IndustriALL assistant general secretary Kemal Ozkan recognized the scale of the task facing Iranian workers recently, stating: “Iranian workers have proved time and again that no amount of repression will silence them. They will stand up for their rights and continue to protest until their voice is heard.
“The workers in the gas fields are taking coordinated, strategic industrial action in defense of their rights. If they hold firm, they can win a substantial change. Iran will suffer industrial conflict until independent unions are recognized.”
Sources inside Iran have stressed the significance of the actions as this is the first time in the history of Iran’s labor strikes that contract workers in the country’s oil, gas, and petrochemical industries have managed to organize strikes on such a scale.
Contract workers make up about 70% of the total workforce in the sector, but are generally unable to organize such large-scale protests due to their dispersal across a range of companies and contractors.

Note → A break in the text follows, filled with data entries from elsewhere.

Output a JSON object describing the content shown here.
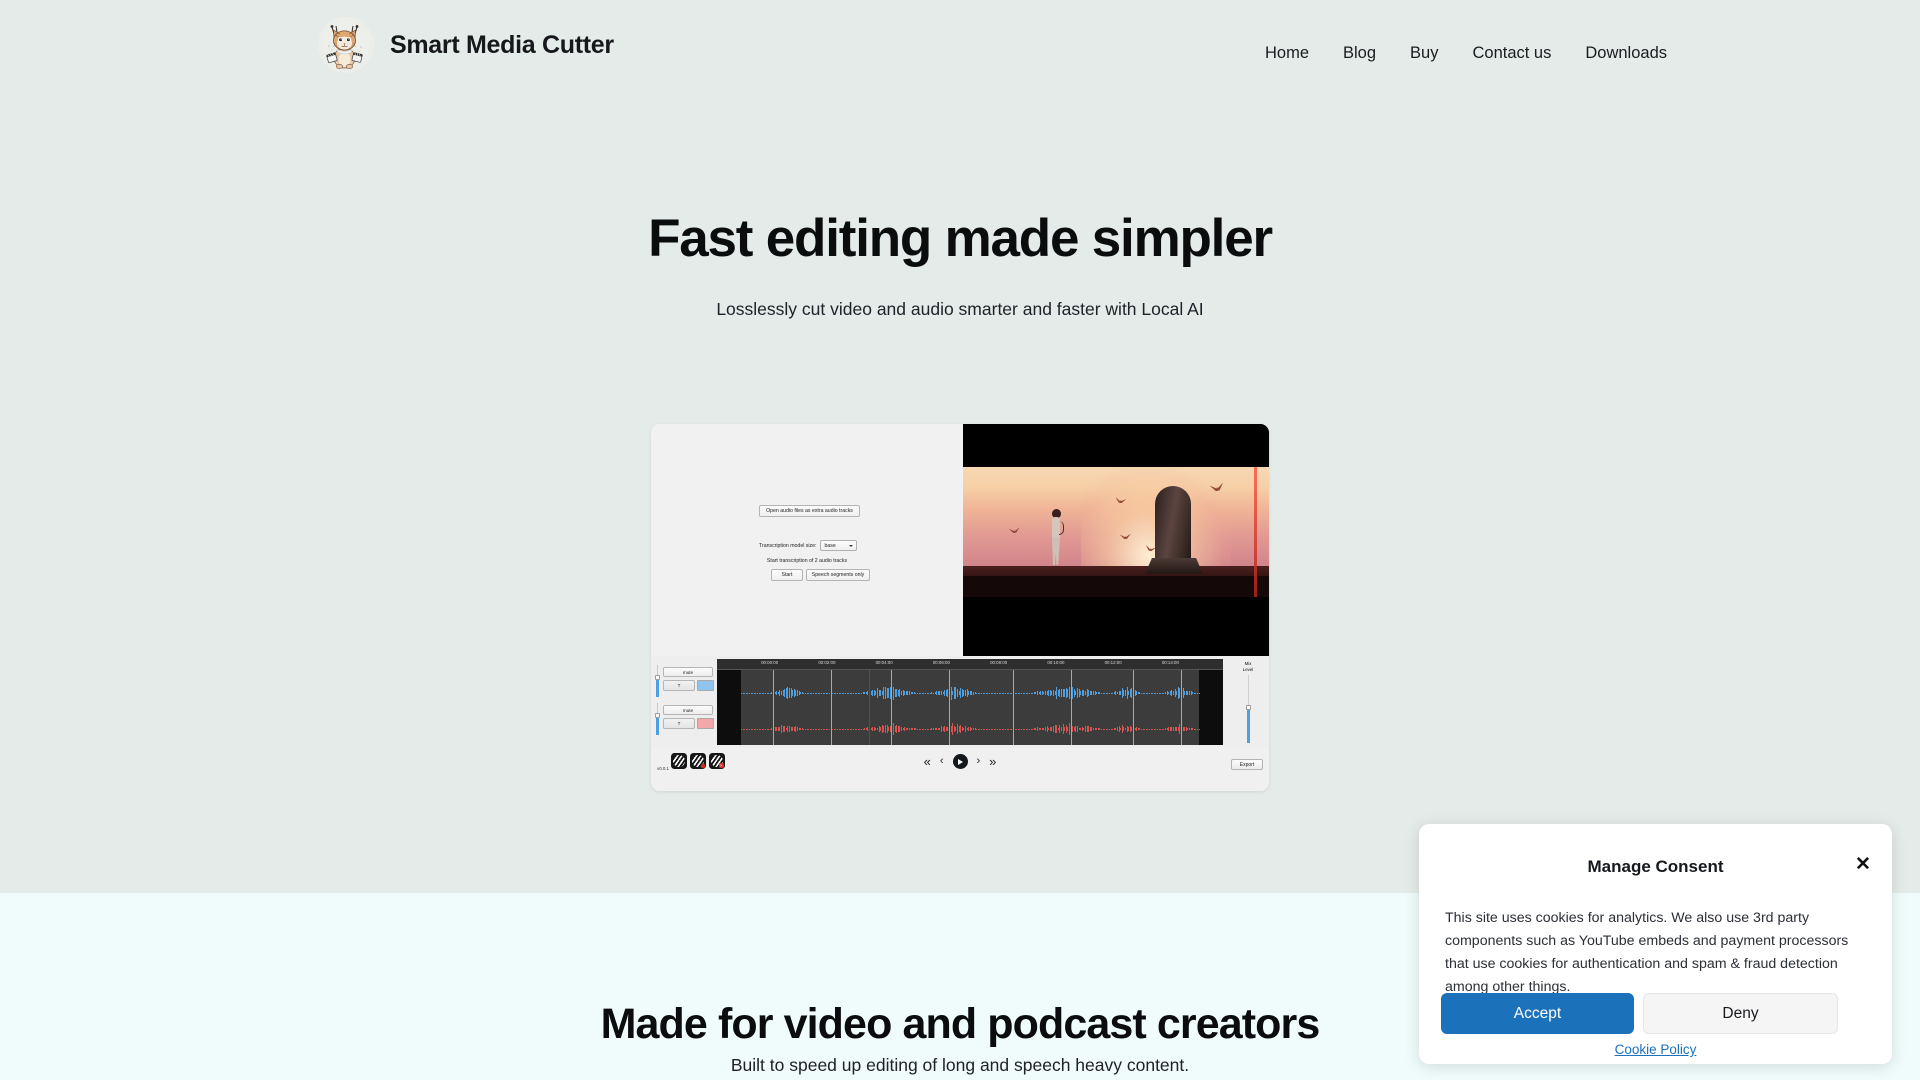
{
  "header": {
    "brand_name": "Smart Media Cutter",
    "logo_icon": "lynx-mascot-clapperboard-logo",
    "nav": [
      {
        "label": "Home"
      },
      {
        "label": "Blog"
      },
      {
        "label": "Buy"
      },
      {
        "label": "Contact us"
      },
      {
        "label": "Downloads"
      }
    ]
  },
  "hero": {
    "title": "Fast editing made simpler",
    "subtitle": "Losslessly cut video and audio smarter and faster with Local AI"
  },
  "app_screenshot": {
    "left_panel": {
      "open_audio_button": "Open audio files as extra audio tracks",
      "model_label": "Transcription model size:",
      "model_value": "base",
      "start_info": "Start transcription of 2 audio tracks",
      "start_button": "Start",
      "speech_button": "Speech segments only"
    },
    "timeline": {
      "ruler_ticks": [
        "00:00:00",
        "00:02:00",
        "00:04:00",
        "00:06:00",
        "00:08:00",
        "00:10:00",
        "00:12:00",
        "00:14:00"
      ],
      "tracks": [
        {
          "mute_label": "mute",
          "t_label": "T",
          "color": "#8ec4f0"
        },
        {
          "mute_label": "mute",
          "t_label": "T",
          "color": "#f2a8a8"
        }
      ],
      "mix_label": "Mix\nLevel",
      "mix_label_line1": "Mix",
      "mix_label_line2": "Level"
    },
    "bottom_bar": {
      "version": "v0.0.1",
      "tool_icons": [
        "cut-tool-icon",
        "cut-tool-badge-icon",
        "delete-cut-icon"
      ],
      "transport": [
        "skip-back-icon",
        "step-back-icon",
        "play-icon",
        "step-forward-icon",
        "skip-forward-icon"
      ],
      "export_button": "Export"
    }
  },
  "section2": {
    "title": "Made for video and podcast creators",
    "subtitle": "Built to speed up editing of long and speech heavy content."
  },
  "consent": {
    "title": "Manage Consent",
    "close_icon": "close-icon",
    "body": "This site uses cookies for analytics. We also use 3rd party components such as YouTube embeds and payment processors that use cookies for authentication and spam & fraud detection among other things.",
    "accept_label": "Accept",
    "deny_label": "Deny",
    "cookie_policy_label": "Cookie Policy"
  },
  "colors": {
    "hero_background": "#e5ebe8",
    "section2_background": "#effcfb",
    "accent_blue": "#1b72bb",
    "text_dark": "#0b0c0e",
    "track_blue": "#4d9fe0",
    "track_red": "#d9534f"
  }
}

The fears of the regime that the action could spread from economic to political demands were intensified recently when 14 independent organizations, from different social classes and spheres, issued a statement in support of the oil, gas, and petrochemical workers’ strike movement. “A general strike is the only way” is the final sentence of their statement.
Trade union, human rights, and solidarity organizations have been quick to respond to the action by the Iranian workers and show expressions of support and solidarity. The Committee for the Defence of the Iranian People’s Rights (CODIR), in Britain, has been at the forefront of leading calls for solidarity with the Iranian workers’ action and soliciting expressions of support from labor and trade union movement organizations.
CODIR assistant general secretary Jamshid Ahmadi stressed the importance of messages reaching the workers in Iran and the need to expose the failure of the regime to recognize legitimate trade union activity, stating: “Once again, we see repression and arrest as the Iranian state’s response to workers making reasonable demands, given their totally unreasonable conditions of work.
“The rapid spread of this action is a reflection of the deep underlying dissatisfaction many workers in Iran feel, not only with their employment situation, but also with the government itself.”